Guyana Dışişleri ve Uluslararası İşbirliği Bakanı Hugh Todd, gazeteye yaptığı açıklamada 800 bin kişilik nüfusa sahip ülkede yaklaşık 120 bin kişinin ihtilaflı bölgede yaşadığını söyledi. Todd, Maduro yönetimini eleştirerek şu ifadeleri kullandı: 

Venezuela halkından Esequibo'nun ilhakı için oy kullanmasını istiyorlar. Bu uluslararası yasalara aykırı olduğu gibi, bölgedeki barışın da bozulmasına neden olacak.

Guardian ve CNN'deki analizlerde, referandumdan "Evet" kararının çıkmasının ardından, Maduro yönetiminin hangi somut adımları atacağının netlik kazanmadığı yazıldı. CNN'deki değerlendirmede, bölgenin kısa vadede Venezuela'ya katılmasının muhtemel olmadığı savunuldu.

4 - Petrol çalışmaları anlaşmazlığı nasıl etkiliyor?

ABD'li petrol devi ExxonMobil'in Guyana açıklarında 2015'te önemli petrol yatakları keşfetmesinin ardından yoksul ülke ekonomik olarak güçlenmeye başladı.

Yılda 1 milyar dolar petrol gelirine sahip Guyana, rezervlerin keşfine ve işlenmesine yönelik yatırımlara devam ediyor. CNN'in aktardığına göre ülke, yakında komşusu Venezuela'dan daha fazla petrol üretebilecek seviyeye gelebilir.

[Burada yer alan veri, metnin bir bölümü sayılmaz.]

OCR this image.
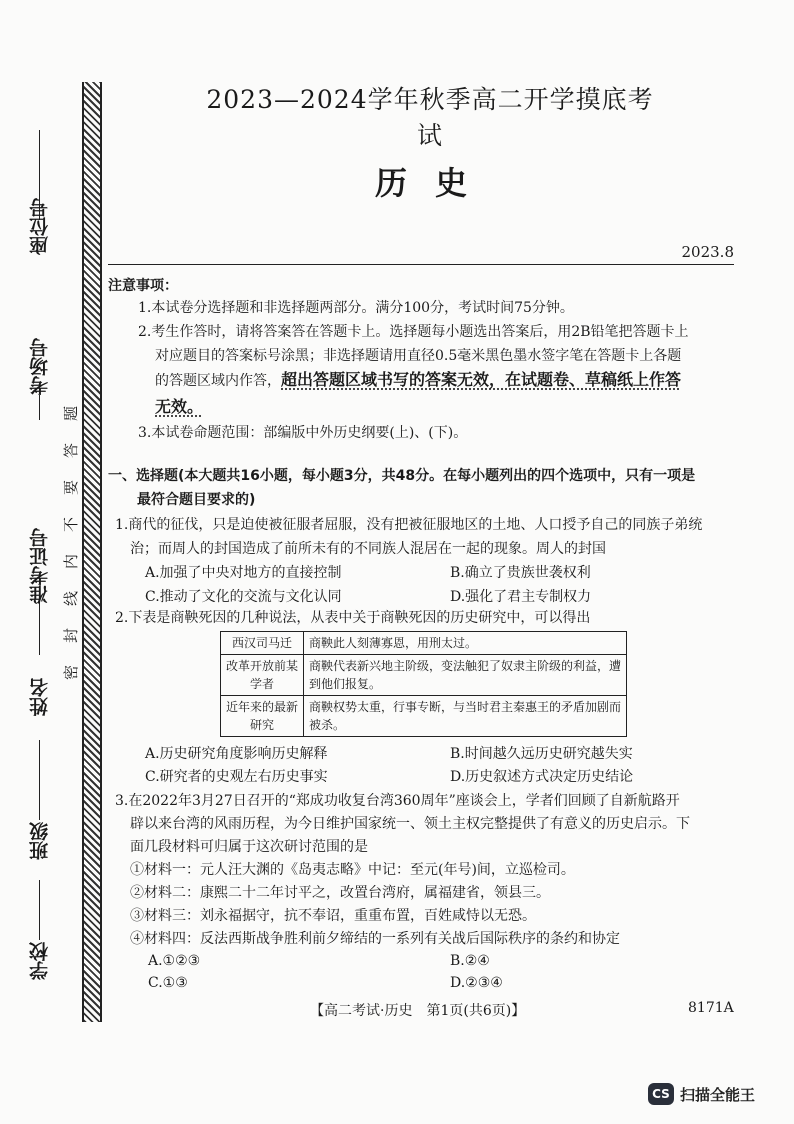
座位号
考场号
准考证号
姓名
班级
学校
题
答
要
不
内
线
封
密
2023—2024学年秋季高二开学摸底考试
历史
2023.8
注意事项：
1.本试卷分选择题和非选择题两部分。满分100分，考试时间75分钟。
2.考生作答时，请将答案答在答题卡上。选择题每小题选出答案后，用2B铅笔把答题卡上
对应题目的答案标号涂黑；非选择题请用直径0.5毫米黑色墨水签字笔在答题卡上各题
的答题区域内作答，超出答题区域书写的答案无效，在试题卷、草稿纸上作答
无效。
3.本试卷命题范围：部编版中外历史纲要(上)、(下)。
一、选择题(本大题共16小题，每小题3分，共48分。在每小题列出的四个选项中，只有一项是
最符合题目要求的)
1.商代的征伐，只是迫使被征服者屈服，没有把被征服地区的土地、人口授予自己的同族子弟统
治；而周人的封国造成了前所未有的不同族人混居在一起的现象。周人的封国
A.加强了中央对地方的直接控制	B.确立了贵族世袭权利
C.推动了文化的交流与文化认同	D.强化了君主专制权力
2.下表是商鞅死因的几种说法，从表中关于商鞅死因的历史研究中，可以得出
西汉司马迁	商鞅此人刻薄寡恩，用刑太过。
改革开放前某学者	商鞅代表新兴地主阶级，变法触犯了奴隶主阶级的利益，遭到他们报复。
近年来的最新研究	商鞅权势太重，行事专断，与当时君主秦惠王的矛盾加剧而被杀。
A.历史研究角度影响历史解释	B.时间越久远历史研究越失实
C.研究者的史观左右历史事实	D.历史叙述方式决定历史结论
3.在2022年3月27日召开的“郑成功收复台湾360周年”座谈会上，学者们回顾了自新航路开
辟以来台湾的风雨历程，为今日维护国家统一、领土主权完整提供了有意义的历史启示。下
面几段材料可归属于这次研讨范围的是
①材料一：元人汪大渊的《岛夷志略》中记：至元(年号)间，立巡检司。
②材料二：康熙二十二年讨平之，改置台湾府，属福建省，领县三。
③材料三：刘永福据守，抗不奉诏，重重布置，百姓咸恃以无恐。
④材料四：反法西斯战争胜利前夕缔结的一系列有关战后国际秩序的条约和协定
A.①②③	B.②④
C.①③	D.②③④
【高二考试·历史　第1页(共6页)】	8171A
CS 扫描全能王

Öte yandan Venezuela, Guyana'nın petrol çalışmalarına izin verme hakkı bulunmadığını savunuyor. Maduro, geçen haftaki açıklamasında Guyana'nın ABD'li petrol devinin kuklası haline geldiğini savunarak, "ExxonMobil, Guyana devletinin sahibidir" demişti.

5 - Savaş çıkma ihtimali nedir?

Guyana Cumhurbaşkanı Irfaan Ali, geçen hafta ihtilaflı bölgedeki askeri birlikleri ziyaretinde, Venezuela sınırına bakan bir dağın üzerine ülkesinin bayrağını çekti.

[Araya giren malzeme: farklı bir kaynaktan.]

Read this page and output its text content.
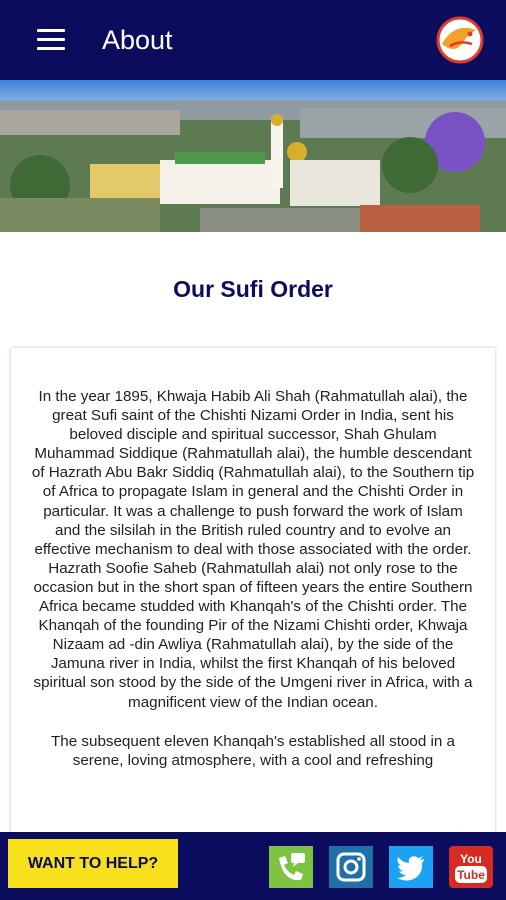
About
Our Sufi Order

In the year 1895, Khwaja Habib Ali Shah (Rahmatullah alai), the great Sufi saint of the Chishti Nizami Order in India, sent his beloved disciple and spiritual successor, Shah Ghulam Muhammad Siddique (Rahmatullah alai), the humble descendant of Hazrath Abu Bakr Siddiq (Rahmatullah alai), to the Southern tip of Africa to propagate Islam in general and the Chishti Order in particular. It was a challenge to push forward the work of Islam and the silsilah in the British ruled country and to evolve an effective mechanism to deal with those associated with the order. Hazrath Soofie Saheb (Rahmatullah alai) not only rose to the occasion but in the short span of fifteen years the entire Southern Africa became studded with Khanqah's of the Chishti order. The Khanqah of the founding Pir of the Nizami Chishti order, Khwaja Nizaam ad -din Awliya (Rahmatullah alai), by the side of the Jamuna river in India, whilst the first Khanqah of his beloved spiritual son stood by the side of the Umgeni river in Africa, with a magnificent view of the Indian ocean.

The subsequent eleven Khanqah's established all stood in a serene, loving atmosphere, with a cool and refreshing

WANT TO HELP?	You
Tube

Venezuela Savunma Bakanlığı'ndan yapılan açıklamadaysa "Durum şimdilik silahlı bir çatışmaya dönüşmeyecek" dendi. Venezuela ordusuysa, sınıra yakın noktada "Esequibo'nun geliştirilmesi için yürütülecek faaliyetlerde kullanılacak bir lojistik üs inşa edileceğini" duyurdu.

Her iki ülkeyle sınıra sahip Brezilya da tartışmalı bölge yakınındaki askeri birliklerin güçlendirildiğini bildirdi.